Data Badan Pusat Statistik (BPS) menyatakan 1 dari 4 anak perempuan di Indonesia telah menikah pada umur kurang dari 18 tahun pada 2008 hingga 2015. Tercatat 1.348.886 anak perempuan telah menikah di bawah usia 18 tahun pada 2012. Bahkan setiap tahun, sekitar 300.000 anak perempuan di Indonesia, menikah di bawah usia 16 tahun. Walaupun angka perkawinan usia anak terus menurun setiap tahunnya, hal tersebut tergolong masih sangat lambat.
Menteri Pemberdayaan Perempuan dan Perlindungan Anak (PPPA), Yohana Yembise sangat menyoroti soal tingginya angka perkawinan usia anak di Indonesia.

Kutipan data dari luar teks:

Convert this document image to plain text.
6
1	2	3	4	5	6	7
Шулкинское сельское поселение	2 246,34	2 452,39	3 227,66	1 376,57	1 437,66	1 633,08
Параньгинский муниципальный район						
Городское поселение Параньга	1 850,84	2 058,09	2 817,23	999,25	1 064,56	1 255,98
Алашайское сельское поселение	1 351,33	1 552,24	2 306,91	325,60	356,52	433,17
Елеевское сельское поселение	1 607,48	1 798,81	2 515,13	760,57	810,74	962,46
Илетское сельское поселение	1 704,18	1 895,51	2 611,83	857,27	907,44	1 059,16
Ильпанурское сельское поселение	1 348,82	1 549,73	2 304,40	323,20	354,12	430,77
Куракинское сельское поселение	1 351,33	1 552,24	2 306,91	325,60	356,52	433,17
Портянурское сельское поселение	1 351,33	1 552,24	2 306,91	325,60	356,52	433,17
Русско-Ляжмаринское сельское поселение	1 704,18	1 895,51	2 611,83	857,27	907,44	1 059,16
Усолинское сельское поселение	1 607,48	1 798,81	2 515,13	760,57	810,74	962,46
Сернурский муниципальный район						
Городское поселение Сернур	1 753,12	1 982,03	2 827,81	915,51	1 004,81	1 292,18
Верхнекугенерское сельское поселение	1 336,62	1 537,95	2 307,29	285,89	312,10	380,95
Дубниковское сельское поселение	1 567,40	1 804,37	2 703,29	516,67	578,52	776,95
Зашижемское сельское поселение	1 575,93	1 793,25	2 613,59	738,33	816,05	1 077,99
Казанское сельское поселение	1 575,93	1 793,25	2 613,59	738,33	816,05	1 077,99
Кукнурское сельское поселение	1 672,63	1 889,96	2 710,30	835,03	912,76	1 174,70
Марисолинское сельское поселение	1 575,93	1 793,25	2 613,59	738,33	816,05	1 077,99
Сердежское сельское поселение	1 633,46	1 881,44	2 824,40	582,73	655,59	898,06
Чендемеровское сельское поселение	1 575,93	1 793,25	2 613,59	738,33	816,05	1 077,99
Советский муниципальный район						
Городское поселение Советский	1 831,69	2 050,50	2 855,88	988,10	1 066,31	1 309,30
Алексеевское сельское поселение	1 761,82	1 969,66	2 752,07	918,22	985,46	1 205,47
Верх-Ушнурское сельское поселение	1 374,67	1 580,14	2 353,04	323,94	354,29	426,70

“Tingginya angka perkawinan usia anak tidak lepas dari rendahnya tingkat pendidikan, tingginya angka kemiskinan, norma sosial budaya yang berlaku, dan ketidaksetaraan gender dalam keluarga. Perkawinan usia anak juga identik dengan perjodohan yang dilakukan oleh orang tua dengan alasan ekonomi. Anak-anak perempuan dari keluarga miskin berisiko dua kali lebih besar terjerat dalam perkawinan usia anak,” ujar Menteri Yohana dalam acara Diskusi Media, bertema Perkawinan Usia Anak belum lama ini di Jakarta.
Baca Juga: Barcelona Sodorkan 50 Juta Euro dan 2 Pemain untuk Pogba
Dampak dari perkawinan usia anak diantaranya, terganggunya kesehatan dan tumbuh kembang anak, pendidikan, ketahanan keluarga, bahkan yang paling buruk adalah peningkatan angka perceraian dan angka kematian ibu. Oleh karena itu, Kemen PPPA mengusulkan kebijakan penyusunan revisi UU No.1 Tahun 1974 tentang Perkawinan. Substansinya adalah menaikkan batas usia perkawinan, yaitu di atas usia anak atau 18 tahun dan idealnya di atas 21 tahun, membatasi dispensasi perkawinan, serta menambah pasal upaya pencegahan perkawinan usia anak.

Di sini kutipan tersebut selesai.